Maine's George Mitchell was elected Senate Democratic leader for the 101st Congress Tuesday, defeating colleagues Bennett Johnston of Louisiana and Daniel Inouye of Hawaii. Mitchell, a Northeast liberal, came within one vote of winning a majority on the first ballot, and then Johnston and Inouye, his defeated rivals, moved to make the vote unanimous on the second ballot.

The 55-year-old Maine senator, who has been in the Senate only since 1980, garnered 27 of the 28 votes needed for a majority on the first secret ballot held behind closed doors in the ornate old Supreme Court chamber.Mitchell will succeed Senate Democratic leader Robert Byrd at the start of the 101st Congress in January. Byrd, who had served a dozen years in the coveted post, was elected president pro-tem, which makes him third in line to the presidency.

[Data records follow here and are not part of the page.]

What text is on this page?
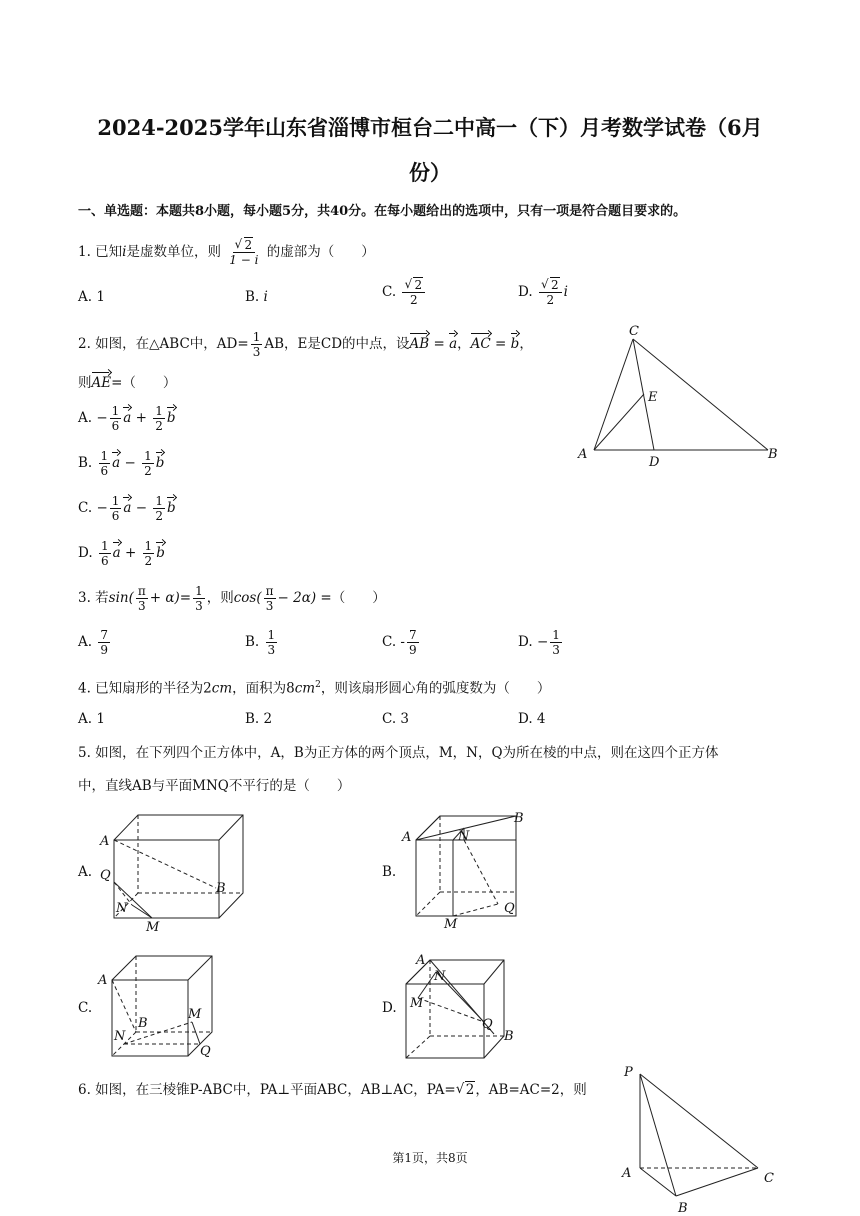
2024-2025学年山东省淄博市桓台二中高一（下）月考数学试卷（6月
份）
一、单选题：本题共8小题，每小题5分，共40分。在每小题给出的选项中，只有一项是符合题目要求的。
1. 已知i是虚数单位，则 √ $\frac{2}{1 - i}$ 的虚部为（　　）
A. 1	B. i	C. √ $\frac{2}{2}$	D. √ $\frac{2}{2}$ i
2. 如图，在△ABC中，$AD= \frac{1}{3}$ AB，E是CD的中点，设AB = a，AC = b，
则AE=（　　）
A. − $\frac{1}{6}$ $a + \frac{1}{2}$ b
B. $\frac{1}{6}$ $a - \frac{1}{2}$ b
C. − $\frac{1}{6}$ $a - \frac{1}{2}$ b
D. $\frac{1}{6}$ $a + \frac{1}{2}$ b
A
C
B
D
E
3. 若$\sin( \frac{\pi}{3} + \alpha)= \frac{1}{3}$ ，则$\cos( \frac{\pi}{3} - 2\alpha)$ =（　　）
A. $\frac{7}{9}$	B. $\frac{1}{3}$	C. - $\frac{7}{9}$	D. − $\frac{1}{3}$
4. 已知扇形的半径为2cm，面积为$8cm^2$，则该扇形圆心角的弧度数为（　　）
A. 1	B. 2	C. 3	D. 4
5. 如图，在下列四个正方体中，A，B为正方体的两个顶点，M，N，Q为所在棱的中点，则在这四个正方体
中，直线AB与平面MNQ不平行的是（　　）
A.	B.
C.	D.
A
B
Q
N
M
A
B
N
Q
M
A
B
M
N
Q
A
N
M
Q
B
6. 如图，在三棱锥P-ABC中，PA⊥平面ABC，AB⊥AC，PA= √ 2，AB=AC=2，则
P
A	C
B
第1页，共8页
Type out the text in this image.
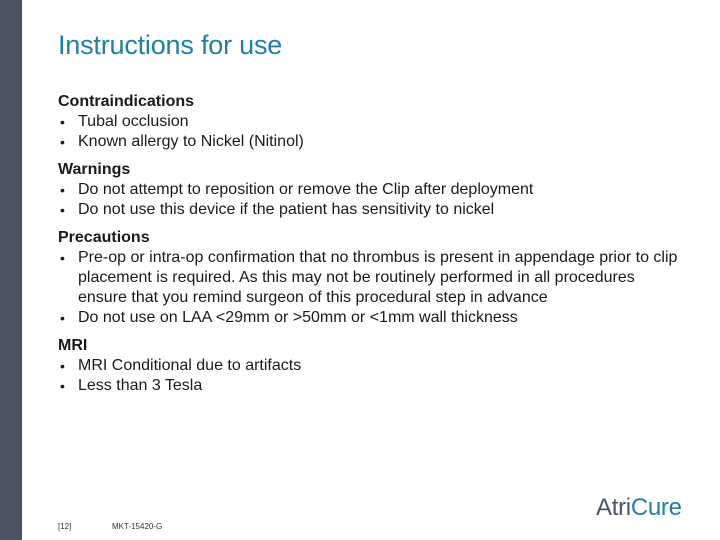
Instructions for use
Contraindications
• Tubal occlusion
• Known allergy to Nickel (Nitinol)
Warnings
• Do not attempt to reposition or remove the Clip after deployment
• Do not use this device if the patient has sensitivity to nickel
Precautions
• Pre-op or intra-op confirmation that no thrombus is present in appendage prior to clip placement is required. As this may not be routinely performed in all procedures ensure that you remind surgeon of this procedural step in advance
• Do not use on LAA <29mm or >50mm or <1mm wall thickness
MRI
• MRI Conditional due to artifacts
• Less than 3 Tesla
[12]	MKT-15420-G
AtriCure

Mitchell, a former federal judge, immediately becomes a major figure and a major voice in the party, set to lead Democrats in the Bush presidency. The Democrats hold a 55-45 margin in the Senate.

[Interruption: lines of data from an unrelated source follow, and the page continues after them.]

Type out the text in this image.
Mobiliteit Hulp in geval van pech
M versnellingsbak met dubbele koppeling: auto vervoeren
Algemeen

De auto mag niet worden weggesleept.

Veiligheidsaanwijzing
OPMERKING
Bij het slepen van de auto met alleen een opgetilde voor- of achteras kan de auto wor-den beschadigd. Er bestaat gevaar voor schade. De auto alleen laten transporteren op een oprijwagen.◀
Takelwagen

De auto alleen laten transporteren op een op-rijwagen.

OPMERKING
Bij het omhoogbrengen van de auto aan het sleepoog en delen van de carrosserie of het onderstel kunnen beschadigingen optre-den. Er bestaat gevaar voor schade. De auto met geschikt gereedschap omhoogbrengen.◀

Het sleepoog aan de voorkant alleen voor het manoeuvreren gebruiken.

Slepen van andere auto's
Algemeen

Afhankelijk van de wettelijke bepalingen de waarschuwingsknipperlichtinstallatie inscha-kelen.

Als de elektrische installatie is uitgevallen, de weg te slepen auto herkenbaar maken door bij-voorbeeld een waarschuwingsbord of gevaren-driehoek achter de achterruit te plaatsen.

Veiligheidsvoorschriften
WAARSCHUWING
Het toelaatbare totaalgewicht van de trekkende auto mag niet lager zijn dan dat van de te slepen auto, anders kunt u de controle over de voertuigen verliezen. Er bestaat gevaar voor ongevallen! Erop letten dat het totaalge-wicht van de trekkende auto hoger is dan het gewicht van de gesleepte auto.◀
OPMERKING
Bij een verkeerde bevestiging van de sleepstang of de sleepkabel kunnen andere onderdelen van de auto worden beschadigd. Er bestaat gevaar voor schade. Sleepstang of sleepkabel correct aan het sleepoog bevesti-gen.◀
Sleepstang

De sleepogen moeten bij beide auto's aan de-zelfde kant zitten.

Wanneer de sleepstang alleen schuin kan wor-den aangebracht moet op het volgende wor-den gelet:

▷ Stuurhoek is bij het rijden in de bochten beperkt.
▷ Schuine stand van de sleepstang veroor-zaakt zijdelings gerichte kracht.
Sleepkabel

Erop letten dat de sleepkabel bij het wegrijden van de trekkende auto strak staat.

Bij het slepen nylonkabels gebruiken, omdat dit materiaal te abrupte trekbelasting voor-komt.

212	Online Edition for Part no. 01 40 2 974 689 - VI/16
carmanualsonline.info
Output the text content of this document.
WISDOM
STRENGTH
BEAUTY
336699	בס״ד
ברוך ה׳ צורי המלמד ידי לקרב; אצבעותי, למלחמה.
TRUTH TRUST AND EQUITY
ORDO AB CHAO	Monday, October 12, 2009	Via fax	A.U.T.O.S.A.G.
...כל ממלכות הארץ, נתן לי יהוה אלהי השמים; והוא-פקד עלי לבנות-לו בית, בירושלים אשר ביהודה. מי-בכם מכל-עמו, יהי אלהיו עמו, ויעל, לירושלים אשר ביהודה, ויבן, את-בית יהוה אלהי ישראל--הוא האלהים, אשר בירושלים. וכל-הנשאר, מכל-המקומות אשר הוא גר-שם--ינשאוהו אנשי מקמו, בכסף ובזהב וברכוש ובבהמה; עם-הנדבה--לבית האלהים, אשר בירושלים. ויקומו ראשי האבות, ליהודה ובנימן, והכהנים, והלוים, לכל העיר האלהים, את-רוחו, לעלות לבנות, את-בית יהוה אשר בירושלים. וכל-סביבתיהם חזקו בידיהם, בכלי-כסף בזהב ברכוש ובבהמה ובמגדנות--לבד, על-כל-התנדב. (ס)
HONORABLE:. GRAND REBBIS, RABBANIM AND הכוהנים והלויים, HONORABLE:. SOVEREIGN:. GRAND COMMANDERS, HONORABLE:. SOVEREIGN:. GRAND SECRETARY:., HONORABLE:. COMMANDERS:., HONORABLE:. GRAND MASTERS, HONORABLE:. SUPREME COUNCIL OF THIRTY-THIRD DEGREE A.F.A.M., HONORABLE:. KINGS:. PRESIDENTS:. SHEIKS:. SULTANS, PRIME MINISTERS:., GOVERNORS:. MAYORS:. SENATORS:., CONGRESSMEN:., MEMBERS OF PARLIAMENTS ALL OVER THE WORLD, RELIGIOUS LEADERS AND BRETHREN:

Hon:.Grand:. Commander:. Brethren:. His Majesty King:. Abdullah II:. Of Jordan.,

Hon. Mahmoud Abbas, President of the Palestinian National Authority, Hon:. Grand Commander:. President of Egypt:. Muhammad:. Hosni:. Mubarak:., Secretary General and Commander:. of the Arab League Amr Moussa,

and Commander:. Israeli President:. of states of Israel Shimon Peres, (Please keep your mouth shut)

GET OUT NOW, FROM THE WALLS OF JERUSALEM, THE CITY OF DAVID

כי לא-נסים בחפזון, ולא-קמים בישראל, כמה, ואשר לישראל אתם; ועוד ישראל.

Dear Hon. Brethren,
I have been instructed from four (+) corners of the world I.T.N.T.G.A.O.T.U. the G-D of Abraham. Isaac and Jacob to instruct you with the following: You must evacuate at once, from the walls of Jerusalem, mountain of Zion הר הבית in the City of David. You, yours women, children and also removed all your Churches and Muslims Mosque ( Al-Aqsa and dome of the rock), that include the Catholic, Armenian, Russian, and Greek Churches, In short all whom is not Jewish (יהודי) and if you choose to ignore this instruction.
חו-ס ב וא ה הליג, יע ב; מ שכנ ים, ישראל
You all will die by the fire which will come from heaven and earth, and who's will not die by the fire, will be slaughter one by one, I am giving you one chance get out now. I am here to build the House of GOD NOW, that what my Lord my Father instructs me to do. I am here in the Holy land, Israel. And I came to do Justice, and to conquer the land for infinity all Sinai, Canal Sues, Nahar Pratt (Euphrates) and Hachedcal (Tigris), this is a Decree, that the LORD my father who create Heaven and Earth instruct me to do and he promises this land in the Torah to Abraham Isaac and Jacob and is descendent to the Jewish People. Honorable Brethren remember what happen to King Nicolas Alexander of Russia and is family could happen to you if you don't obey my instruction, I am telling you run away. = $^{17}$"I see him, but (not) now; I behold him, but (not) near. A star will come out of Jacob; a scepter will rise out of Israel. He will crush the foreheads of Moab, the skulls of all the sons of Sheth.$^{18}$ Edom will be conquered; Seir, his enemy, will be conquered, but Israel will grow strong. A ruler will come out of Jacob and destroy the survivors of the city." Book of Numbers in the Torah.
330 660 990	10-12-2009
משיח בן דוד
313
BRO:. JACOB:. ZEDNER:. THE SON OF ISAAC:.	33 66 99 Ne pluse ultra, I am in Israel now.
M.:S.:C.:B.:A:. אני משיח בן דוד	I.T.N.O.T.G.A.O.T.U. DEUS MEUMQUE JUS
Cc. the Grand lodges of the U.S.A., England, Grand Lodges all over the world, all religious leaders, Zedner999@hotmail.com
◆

At the same time, Republicans elected their leaders for the next Senate GOP leader Robert Dole of Kansas, assistant leader Alan Simpson of Wyoming, policy chairman William Armstrong of Colorado and conference secretary Thad Cochran of Mississippi were elected unanimously with one vote.

Incumbent conference chairman John Chafee of Rhode Island defeated a challenge from Sen. Frank Murkowski of Alaska 28-17.

Sen. Don Nickles of Oklahoma bested Sen. John McCain of Arizona 28-17 in a two-way fight for the post of chairman of the Senate GOP campaign committee. The incumbent, Sen. Rudy Boschwitz of Minnesota, did not seek re-election for the position that normally is rotated every two years

Almost all of the attention was focused on the contest among Mitchell, Inouye and Johnston, all three of whom campaigned to the end in an effort to win one of the most commanding and demanding positions in Washington.

The post requires 28 votes, a majority of the 55 Senate Democrats.